Data sources

To create the topographic predictors, General Bathymetric Chart of the Oceans (GEBCO, https://www.gebco.net/) and the Seafloor Geomorphic Feature Map (https://www.bluehabitats.org/?page_id=9) (Harris et al. 2014) were used as spatial data sources. These data were manually downloaded for this study.

The main data source to obtain the dynamic predictors was the Copernicus Marine Service Information (<https://resources.marine.copernicus.eu/?option=com_csw&task=results). The data were downloaded automatically through a script built in the Python programming language using the MINICONDA frame and the MOTU Client API of the Copernicus Marine Service.

Data Processing

Topographic predictors

The GEBCO bathymetry data were used to obtain a bathymetric layer of the study area, this was cut to the boundaries of this area with the “Extract by Mask” tool of the Spatial Analyst extension of the ESRI ArcGIS® program (v. 10.6; ESRI (2017)). To obtain the derived slope topographic layer from the GEBCO data, the “Slope” tool of the Spatial Analyst extension of the ESRI ArcGIS®(v. 10.8.1; ESRI (2017)) program was used.

**Figure S5**. Distribution of the main geomorphological  (seamounts, shelf, trencehs and ridges) features of the study area.

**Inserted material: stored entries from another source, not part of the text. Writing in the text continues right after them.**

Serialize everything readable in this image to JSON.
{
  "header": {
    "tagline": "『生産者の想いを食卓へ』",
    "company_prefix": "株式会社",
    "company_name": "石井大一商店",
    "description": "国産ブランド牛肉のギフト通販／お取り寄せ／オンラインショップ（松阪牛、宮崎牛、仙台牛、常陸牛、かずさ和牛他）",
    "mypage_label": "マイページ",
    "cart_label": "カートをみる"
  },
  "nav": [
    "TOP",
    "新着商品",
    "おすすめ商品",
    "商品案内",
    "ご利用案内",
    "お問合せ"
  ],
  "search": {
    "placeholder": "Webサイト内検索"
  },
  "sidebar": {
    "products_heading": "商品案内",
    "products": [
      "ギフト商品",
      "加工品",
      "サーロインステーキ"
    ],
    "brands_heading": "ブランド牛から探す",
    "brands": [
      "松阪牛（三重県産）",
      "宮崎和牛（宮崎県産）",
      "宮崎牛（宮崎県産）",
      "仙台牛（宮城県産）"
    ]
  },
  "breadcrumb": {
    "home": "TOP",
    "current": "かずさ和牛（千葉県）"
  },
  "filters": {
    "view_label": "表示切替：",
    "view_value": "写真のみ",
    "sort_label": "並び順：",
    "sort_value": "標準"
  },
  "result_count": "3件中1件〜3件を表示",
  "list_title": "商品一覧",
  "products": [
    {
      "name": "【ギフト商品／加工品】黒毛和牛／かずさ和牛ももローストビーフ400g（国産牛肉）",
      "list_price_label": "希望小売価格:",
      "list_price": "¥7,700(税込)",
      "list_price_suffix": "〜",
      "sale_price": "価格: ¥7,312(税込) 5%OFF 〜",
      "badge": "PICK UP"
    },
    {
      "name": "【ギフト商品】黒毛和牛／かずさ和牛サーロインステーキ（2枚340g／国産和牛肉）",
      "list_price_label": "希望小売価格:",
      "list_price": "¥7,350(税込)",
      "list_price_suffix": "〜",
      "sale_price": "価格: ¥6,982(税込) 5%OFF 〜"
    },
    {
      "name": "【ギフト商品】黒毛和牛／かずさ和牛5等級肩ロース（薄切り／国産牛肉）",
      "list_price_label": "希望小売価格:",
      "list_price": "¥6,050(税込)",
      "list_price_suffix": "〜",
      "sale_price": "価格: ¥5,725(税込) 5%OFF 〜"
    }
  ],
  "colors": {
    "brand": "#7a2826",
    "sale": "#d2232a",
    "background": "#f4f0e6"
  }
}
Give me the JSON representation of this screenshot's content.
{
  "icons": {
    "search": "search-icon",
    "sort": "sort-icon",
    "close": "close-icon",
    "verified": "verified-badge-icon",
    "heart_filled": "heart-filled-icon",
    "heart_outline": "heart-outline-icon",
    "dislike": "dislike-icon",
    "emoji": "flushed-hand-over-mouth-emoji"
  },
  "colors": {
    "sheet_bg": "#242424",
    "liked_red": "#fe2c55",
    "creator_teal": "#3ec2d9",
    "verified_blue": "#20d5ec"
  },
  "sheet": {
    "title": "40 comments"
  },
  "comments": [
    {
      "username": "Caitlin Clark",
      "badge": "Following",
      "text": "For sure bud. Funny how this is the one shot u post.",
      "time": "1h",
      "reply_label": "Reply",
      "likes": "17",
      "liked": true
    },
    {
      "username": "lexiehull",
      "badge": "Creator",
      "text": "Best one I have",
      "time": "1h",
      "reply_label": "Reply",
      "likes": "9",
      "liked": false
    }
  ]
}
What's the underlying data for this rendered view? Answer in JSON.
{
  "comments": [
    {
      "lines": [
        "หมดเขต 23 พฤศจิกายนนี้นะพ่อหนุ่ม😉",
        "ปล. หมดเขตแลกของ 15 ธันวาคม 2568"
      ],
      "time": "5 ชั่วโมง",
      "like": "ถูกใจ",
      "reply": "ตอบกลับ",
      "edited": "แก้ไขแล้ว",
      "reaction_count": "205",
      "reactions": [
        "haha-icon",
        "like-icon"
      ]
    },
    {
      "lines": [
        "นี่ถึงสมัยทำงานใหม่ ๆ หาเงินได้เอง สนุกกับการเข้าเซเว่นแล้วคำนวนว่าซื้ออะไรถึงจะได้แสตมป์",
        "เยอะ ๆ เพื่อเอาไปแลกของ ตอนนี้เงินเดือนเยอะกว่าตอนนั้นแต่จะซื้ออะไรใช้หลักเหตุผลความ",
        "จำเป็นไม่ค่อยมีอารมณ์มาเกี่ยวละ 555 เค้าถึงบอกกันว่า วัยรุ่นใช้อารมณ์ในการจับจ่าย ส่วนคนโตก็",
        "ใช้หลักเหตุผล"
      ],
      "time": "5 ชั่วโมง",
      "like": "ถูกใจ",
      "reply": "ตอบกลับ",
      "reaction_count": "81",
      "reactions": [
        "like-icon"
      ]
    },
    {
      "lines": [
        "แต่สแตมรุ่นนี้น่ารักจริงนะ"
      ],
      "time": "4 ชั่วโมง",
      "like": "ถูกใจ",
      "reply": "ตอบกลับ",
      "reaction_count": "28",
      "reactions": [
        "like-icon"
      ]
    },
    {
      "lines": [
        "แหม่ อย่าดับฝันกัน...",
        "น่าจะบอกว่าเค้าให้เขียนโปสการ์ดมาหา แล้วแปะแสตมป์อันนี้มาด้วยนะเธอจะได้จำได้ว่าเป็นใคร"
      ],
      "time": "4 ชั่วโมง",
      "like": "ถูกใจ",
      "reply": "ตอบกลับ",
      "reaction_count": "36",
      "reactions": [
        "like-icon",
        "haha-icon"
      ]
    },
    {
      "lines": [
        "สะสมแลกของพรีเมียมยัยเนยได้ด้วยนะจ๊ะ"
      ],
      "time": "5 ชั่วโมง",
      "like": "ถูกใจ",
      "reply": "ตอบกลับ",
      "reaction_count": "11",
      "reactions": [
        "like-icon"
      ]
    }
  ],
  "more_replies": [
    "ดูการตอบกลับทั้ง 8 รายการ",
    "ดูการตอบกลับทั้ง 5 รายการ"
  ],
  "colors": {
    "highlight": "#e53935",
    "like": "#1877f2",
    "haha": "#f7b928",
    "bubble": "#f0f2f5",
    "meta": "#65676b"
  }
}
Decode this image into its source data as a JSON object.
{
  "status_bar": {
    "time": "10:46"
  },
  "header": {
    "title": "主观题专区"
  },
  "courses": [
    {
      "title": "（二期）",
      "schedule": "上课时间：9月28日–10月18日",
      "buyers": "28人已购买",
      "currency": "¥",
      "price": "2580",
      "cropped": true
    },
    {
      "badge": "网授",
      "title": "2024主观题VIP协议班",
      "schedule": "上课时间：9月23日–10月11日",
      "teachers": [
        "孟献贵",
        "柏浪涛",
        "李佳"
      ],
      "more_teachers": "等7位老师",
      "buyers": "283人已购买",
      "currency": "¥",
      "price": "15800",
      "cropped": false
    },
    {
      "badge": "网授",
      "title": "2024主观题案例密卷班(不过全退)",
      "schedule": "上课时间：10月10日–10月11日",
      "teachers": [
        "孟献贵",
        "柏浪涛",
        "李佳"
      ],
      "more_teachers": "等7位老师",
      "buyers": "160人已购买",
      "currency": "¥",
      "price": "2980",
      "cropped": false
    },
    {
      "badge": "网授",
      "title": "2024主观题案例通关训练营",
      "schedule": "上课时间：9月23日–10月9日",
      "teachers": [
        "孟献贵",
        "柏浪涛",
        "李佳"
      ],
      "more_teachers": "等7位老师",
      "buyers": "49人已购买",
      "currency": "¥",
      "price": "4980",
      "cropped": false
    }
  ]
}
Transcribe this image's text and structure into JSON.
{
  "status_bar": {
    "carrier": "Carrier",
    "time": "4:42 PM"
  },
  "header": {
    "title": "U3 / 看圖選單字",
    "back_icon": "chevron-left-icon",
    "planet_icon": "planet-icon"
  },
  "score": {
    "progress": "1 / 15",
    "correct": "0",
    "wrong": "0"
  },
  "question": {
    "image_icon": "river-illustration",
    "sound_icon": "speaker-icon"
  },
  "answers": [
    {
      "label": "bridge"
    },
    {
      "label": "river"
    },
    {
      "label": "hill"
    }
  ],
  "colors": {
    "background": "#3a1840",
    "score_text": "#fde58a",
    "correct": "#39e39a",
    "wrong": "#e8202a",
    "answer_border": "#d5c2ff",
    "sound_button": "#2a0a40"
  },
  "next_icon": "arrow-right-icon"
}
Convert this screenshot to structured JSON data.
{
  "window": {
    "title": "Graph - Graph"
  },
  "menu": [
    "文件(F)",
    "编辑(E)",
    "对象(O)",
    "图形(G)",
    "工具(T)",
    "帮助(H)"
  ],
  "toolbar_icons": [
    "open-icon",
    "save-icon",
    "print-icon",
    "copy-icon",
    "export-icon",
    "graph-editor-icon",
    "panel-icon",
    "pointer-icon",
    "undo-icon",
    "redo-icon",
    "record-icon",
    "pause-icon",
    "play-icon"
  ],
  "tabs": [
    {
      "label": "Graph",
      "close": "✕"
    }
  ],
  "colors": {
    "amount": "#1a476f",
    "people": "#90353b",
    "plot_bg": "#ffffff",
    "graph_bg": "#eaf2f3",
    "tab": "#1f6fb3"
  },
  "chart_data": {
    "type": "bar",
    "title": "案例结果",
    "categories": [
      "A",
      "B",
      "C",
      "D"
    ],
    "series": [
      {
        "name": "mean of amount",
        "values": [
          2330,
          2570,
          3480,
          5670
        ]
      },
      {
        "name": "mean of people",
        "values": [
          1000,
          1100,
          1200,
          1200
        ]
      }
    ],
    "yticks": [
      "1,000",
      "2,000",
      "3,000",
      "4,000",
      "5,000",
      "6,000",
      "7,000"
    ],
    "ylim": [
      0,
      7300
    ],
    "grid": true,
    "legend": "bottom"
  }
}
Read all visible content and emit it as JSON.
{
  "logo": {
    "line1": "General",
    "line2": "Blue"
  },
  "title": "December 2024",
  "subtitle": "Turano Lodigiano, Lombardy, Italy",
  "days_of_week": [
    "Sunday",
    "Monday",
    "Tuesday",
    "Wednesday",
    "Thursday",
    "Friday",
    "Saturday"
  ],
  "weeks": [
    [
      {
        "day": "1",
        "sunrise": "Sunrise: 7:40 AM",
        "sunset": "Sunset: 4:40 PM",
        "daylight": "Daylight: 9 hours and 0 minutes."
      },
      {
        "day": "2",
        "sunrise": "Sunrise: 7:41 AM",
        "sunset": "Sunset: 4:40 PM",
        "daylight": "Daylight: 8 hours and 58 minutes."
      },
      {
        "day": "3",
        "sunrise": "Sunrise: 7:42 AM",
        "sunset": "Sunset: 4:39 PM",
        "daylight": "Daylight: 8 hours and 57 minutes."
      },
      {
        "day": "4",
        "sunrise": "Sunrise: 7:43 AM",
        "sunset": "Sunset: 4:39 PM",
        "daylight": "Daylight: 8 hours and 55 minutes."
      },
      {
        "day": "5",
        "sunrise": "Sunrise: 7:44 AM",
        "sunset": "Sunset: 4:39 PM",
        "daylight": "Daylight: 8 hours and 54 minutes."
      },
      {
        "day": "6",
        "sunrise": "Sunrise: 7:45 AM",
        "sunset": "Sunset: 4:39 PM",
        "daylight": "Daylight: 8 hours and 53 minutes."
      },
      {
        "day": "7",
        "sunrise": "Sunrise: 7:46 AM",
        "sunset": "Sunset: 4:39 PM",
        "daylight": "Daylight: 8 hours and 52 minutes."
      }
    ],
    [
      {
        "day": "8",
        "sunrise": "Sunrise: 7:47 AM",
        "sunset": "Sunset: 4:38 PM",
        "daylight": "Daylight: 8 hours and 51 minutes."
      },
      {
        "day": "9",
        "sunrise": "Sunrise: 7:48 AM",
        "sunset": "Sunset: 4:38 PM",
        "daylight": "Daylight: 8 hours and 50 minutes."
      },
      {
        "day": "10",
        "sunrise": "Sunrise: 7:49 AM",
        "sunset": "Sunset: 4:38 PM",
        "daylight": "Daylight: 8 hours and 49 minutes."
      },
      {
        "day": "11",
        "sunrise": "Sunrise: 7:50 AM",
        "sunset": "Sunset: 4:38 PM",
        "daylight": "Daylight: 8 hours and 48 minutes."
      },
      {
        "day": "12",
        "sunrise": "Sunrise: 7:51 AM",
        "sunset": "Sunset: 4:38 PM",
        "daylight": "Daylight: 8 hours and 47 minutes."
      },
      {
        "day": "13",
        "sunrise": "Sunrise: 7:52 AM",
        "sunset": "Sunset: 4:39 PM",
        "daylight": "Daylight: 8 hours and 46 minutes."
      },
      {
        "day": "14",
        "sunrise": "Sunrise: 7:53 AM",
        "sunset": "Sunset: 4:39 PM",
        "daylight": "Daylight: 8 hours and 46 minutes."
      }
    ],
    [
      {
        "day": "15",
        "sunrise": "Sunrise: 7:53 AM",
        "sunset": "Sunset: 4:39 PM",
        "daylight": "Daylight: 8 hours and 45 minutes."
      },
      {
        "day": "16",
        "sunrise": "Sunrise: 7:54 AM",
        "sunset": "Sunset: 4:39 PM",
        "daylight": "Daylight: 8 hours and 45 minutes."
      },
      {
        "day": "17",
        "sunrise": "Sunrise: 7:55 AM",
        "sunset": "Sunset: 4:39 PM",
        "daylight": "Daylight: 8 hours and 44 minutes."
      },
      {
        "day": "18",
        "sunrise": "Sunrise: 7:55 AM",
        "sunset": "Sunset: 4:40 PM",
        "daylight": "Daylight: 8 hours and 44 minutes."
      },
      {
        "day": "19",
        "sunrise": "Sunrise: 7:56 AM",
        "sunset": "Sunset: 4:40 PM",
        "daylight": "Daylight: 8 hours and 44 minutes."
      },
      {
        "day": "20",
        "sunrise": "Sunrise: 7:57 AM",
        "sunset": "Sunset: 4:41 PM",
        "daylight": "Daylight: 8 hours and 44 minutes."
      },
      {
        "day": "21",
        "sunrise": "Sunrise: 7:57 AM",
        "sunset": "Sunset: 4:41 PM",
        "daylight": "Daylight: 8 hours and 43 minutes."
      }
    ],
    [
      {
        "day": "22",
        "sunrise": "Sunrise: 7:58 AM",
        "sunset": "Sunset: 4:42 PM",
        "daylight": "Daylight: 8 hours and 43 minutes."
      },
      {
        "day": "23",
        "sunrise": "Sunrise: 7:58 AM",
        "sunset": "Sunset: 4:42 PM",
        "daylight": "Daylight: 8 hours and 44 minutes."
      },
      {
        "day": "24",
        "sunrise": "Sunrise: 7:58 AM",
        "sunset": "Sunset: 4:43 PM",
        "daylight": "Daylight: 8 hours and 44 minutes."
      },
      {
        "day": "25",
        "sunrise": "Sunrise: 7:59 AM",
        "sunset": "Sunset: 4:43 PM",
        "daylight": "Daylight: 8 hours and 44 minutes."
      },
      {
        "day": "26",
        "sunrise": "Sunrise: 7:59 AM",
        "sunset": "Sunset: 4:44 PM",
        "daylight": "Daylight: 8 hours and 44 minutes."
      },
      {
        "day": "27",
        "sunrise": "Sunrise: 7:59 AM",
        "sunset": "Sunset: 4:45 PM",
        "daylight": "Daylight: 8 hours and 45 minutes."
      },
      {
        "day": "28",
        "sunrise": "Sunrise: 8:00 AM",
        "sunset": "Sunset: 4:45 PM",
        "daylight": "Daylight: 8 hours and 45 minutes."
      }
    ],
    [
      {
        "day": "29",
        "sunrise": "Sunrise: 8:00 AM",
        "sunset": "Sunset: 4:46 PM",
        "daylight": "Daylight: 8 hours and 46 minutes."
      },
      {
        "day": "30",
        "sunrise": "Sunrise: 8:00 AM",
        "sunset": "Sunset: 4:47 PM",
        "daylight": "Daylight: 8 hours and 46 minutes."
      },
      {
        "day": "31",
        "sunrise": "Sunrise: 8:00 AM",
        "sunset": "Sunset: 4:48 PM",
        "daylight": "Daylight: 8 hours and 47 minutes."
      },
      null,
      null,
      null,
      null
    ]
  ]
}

Figure S5. Distribution of the main geomorphological (seamounts, shelf, trencehs and ridges) features of the study area.

To derive the layers based on the distance to the main geomorphological features, such as ‘Distance to coast’ or ‘Distance to continental shelf’, the “Euclidean Distance” tool of the Spatial Analyst extension of ESRI ArcGIS® software (v. 10.8.1; ESRI (2017)) was used. To derive these layers accurately and minimize calculation errors, first the original projection of the geographic coordinate data (WGS84) was transformed to planar coordinates with the projection Robinson coordinate system using the “Project” tool of the Data Management Tools extension of ESRI’s ArcGIS®(v. 10.8.1; ESRI (2017)). The resulting distance layer was then re-projected to geographic coordinates (WGS84) to align with the projection of the other data sets (e.g., biodiversity and dynamic data).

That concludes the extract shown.